Di antara keistimewaan lainnya adalah terdapatnya hadis tsulâtsî ( hanya tiga perawi). Sehingga, imam Tirmizi meriwayatkan hadis yang tinggi (‘ali). Di antara imam Tirmizi dengan Nabi Saw hanya terdapat tiga perawi. Seperti dalam kitabnya terdapat satu buah hadis Tsulâtsî[33], yaitu:
  حدثنا إسماعيل بن موسى قال حدثنا عمر بن شاكر  عن أنس بن مالك رضي الله عنه قال: قال رسول الله صلّى الله عليه وسلم يأتي على الناس زمان  ألصابر منهم على دينه كالقابض على الجمر. ( رواه الترمذي(

4.    Isi kitab Jami’ at Tirmizi
Kitab Jami at Tirmizi ini memuat berbagai permasalahan pokok, di antaranya yaitu: al-‘aqaid (akidah), al-riqaq (budi luhur), adab (etika), al-Tafsir (tafsir al-Qur’an), al-tarikh wa al-syiar (sejarah dan jihad Nabi saw), al-syama’il (tabi’at), al-fitan (fitnah), dan al-manaqib wa al-masalib.
Kitab Jami’ at Tirmizi ini merangkup beberapa kitab yang terbagi kedalam 2376 bab, kemudian ditambah dengan penjelasan tentang ‘ilal, yang meliput sebanyak 3956 hadis.
Secara rinci sistematika kitab ini dapat dilihat dari masing-masing juznya sebagai berikut:[34]
Juz pertama  :terbagi menjadi dua bab, yaitu bab at-Thaharah dan bab as- Shalah, dari bab itu dibagi menjadi sub-sub bab.
Juz kedua    :lanjutan bab shalah sebagai lanjutan dari juz kesatu.
Abwab witir terdiri atas 22 bab dan 25 hadits.
                      Abwab Al-Jumu’ah terdiri atas 29 bab dan 41 hadits
                      Bab ‘Idayn terdiri atas 9 bab dan 12 hadis
                      Bab al-Safar terdiri atas 44 bab dan 72 hadits
Juz ketiga    : Juz ini dibagi menjadi Sembilan kitab yang meliputi:
a.    Kitab Zakat terdiri atas 38 bab dan 73 hadits
b.    Kitab Shiyam terdiri atas 83 bab dan 126 hadits
c.    Kitab Hajj terdapat 116 bab dan 15 hadits
d.   Kitab Janazah terdiri 76 bab dan 144 hadits
e.    Kitab Nikah terdiri atas 43 bab 65 hadits
f.     Kitab Rada’ terdiri atas 19 bab dan 26 hadits
g.    Kitab Thalaq dan Li’an terdiri atas 23 bab dan 30 hadits
h.    Kitab Buyu’ terdiri atas 76 bab dan 104 hadits
i.      Kitab al-Ahkam terdiri atas 42 bab dan 58 hadits
Juz keempat :
a.    Kitab ad-Diyat terdiri dari 23 bab dan 36 hadits.

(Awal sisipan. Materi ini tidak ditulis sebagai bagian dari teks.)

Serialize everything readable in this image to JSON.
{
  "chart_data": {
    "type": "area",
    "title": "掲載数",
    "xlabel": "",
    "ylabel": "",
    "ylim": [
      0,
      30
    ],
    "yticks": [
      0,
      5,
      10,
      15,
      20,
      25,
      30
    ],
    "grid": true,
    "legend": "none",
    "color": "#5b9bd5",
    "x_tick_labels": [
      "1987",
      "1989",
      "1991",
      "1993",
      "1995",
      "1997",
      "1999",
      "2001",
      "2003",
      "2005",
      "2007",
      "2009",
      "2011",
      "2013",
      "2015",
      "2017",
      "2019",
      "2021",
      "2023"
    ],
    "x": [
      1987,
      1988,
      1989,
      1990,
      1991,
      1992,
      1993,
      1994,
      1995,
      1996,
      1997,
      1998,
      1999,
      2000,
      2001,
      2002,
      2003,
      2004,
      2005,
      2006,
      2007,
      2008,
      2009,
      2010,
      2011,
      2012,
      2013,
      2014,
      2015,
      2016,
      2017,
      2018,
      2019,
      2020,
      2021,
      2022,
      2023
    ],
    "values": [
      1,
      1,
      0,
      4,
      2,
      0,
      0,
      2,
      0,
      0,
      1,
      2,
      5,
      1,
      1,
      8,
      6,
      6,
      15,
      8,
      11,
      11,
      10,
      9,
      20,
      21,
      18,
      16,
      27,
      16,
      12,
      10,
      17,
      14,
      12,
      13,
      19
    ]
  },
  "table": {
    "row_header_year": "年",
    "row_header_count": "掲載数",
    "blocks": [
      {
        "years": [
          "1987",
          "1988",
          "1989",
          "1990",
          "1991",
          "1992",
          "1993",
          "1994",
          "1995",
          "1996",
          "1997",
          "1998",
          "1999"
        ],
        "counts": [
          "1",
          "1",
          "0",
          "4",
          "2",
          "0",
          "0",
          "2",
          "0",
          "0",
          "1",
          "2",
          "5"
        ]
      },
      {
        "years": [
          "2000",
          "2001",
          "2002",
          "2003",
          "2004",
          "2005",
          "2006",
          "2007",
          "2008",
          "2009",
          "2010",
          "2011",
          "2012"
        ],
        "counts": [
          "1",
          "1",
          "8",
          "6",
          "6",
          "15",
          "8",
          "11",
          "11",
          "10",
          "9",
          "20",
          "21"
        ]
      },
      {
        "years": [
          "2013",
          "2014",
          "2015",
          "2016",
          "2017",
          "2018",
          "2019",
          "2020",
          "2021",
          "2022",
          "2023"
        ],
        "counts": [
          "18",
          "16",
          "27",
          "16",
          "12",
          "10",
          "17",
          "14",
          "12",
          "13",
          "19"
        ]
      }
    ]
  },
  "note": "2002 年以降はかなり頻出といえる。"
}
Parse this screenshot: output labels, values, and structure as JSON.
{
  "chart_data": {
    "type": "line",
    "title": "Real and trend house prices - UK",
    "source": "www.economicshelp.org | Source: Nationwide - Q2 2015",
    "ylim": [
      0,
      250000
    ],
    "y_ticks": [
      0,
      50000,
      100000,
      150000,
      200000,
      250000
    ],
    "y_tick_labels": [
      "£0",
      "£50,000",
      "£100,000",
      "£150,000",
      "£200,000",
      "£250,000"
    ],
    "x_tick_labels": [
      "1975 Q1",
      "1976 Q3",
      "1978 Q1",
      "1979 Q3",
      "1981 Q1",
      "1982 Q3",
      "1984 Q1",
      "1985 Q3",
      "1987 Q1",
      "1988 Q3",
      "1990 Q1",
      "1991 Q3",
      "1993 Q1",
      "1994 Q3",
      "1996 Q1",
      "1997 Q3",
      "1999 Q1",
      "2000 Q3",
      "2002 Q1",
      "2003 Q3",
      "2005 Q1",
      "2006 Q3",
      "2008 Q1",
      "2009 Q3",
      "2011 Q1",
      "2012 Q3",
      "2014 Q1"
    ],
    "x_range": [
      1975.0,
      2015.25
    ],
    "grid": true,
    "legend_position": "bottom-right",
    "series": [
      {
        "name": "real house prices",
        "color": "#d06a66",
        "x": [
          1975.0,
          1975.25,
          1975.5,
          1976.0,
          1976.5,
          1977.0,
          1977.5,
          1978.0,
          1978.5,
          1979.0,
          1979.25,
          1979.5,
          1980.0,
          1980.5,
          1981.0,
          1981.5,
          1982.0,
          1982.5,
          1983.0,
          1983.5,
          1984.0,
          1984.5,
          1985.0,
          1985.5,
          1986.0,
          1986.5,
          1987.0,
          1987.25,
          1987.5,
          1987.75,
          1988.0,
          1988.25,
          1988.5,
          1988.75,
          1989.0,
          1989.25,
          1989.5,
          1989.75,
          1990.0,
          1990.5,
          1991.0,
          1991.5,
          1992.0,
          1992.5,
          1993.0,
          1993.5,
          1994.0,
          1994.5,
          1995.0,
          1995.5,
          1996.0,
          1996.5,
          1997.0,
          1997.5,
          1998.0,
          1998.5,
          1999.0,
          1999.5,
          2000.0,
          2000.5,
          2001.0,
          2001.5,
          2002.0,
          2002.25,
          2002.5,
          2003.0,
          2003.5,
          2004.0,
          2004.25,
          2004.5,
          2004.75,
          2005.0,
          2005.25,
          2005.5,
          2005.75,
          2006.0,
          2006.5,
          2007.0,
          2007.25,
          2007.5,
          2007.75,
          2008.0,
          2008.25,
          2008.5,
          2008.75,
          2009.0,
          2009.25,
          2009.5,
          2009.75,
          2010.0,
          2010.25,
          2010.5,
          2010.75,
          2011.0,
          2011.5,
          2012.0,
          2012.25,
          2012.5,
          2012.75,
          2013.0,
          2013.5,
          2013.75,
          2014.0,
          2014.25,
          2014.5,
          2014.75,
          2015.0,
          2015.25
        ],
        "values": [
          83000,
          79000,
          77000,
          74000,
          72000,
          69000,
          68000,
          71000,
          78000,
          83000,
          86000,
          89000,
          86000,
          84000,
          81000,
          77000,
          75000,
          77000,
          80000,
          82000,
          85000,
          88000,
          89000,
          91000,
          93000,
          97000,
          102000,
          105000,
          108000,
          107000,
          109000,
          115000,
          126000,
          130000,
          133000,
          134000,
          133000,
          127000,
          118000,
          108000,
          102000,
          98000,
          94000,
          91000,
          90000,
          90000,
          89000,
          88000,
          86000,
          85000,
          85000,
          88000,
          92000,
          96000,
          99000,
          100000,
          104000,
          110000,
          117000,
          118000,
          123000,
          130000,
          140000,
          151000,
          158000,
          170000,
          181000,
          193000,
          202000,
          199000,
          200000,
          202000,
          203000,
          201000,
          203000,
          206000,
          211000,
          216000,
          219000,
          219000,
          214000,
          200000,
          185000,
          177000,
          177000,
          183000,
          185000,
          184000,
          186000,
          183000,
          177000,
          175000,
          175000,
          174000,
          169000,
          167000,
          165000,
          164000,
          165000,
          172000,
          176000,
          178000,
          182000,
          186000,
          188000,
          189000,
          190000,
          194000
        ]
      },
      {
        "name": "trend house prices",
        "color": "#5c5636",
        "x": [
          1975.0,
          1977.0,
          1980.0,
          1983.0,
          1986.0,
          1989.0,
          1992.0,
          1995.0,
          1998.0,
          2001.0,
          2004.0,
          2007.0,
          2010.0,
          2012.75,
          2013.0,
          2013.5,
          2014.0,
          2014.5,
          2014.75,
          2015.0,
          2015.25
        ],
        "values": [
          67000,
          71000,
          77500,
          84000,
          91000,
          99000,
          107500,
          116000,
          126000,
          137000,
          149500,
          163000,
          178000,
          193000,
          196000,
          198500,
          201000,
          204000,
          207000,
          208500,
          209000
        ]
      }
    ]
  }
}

b.    Kitab al-Hudud terdiri atas 30 bab dan 40 hadits.
c.    Kitab as-Sa’id terdiri atas 7 bab dan 7 hadits.
d.   Kitab az-zzaba’ih terdiri atas 1 bab dan 1 hadits.
e.    Kitab al-Ahkam dan al-Wa’id terdiri atas 6 bab dan 10 hadits.
f.     Kitab ad-Dahi, terdiri atas 24 bab dan 30 hadits.
g.    Kitab as-Siyar, terdiri atas 48 bab dan 70 hadits.
h.        Kitab fadhail al-Jihad, terdiri atas 26 bab dan 50 hadits.
i.      Kitab al-Jihad, terdiri atas 39 bab dan 49 hadits.
j.      Kitab al-libas, terdiri atas 45 bab dan 67 hadits.
k.    Kitab at-Ath’imah,terdiri atas 48 bab dan72 hadits.
l.      Kitab al-Asyribah, terdiri atas 21 bab dan 34 hadits.
m.  Kitab Birr wa al-Shilah, terdiri atas 87 bab dan 138 hadits.
n.    Kitab at-Thibb, terdiri atas 35 bab dan 33 hadits.
o.    Kitab al-Fara’id, terdiri atas 23 bab dan 25 hadits. 
p.    Kitab al-Washaya, terdiri atas 7 bab dan 8 hadits.
q.    Kitab al-Wala’ wa al Hibah, terdiri atas 7 dan 7 hadits
r.     Kitab al-Fitan, terdiri atas 79 bab dan 111 hadits.
s.     Kitab ar-Ru’ya, terdiri atas 10 bab dan 16 hadits.
t.     Kitab as-Syahadat, terdiri atas 4 bab dan 7 hadits.
u.    Kitab az-Zuhd, terdiri atas 64 bab dan 110 hadits.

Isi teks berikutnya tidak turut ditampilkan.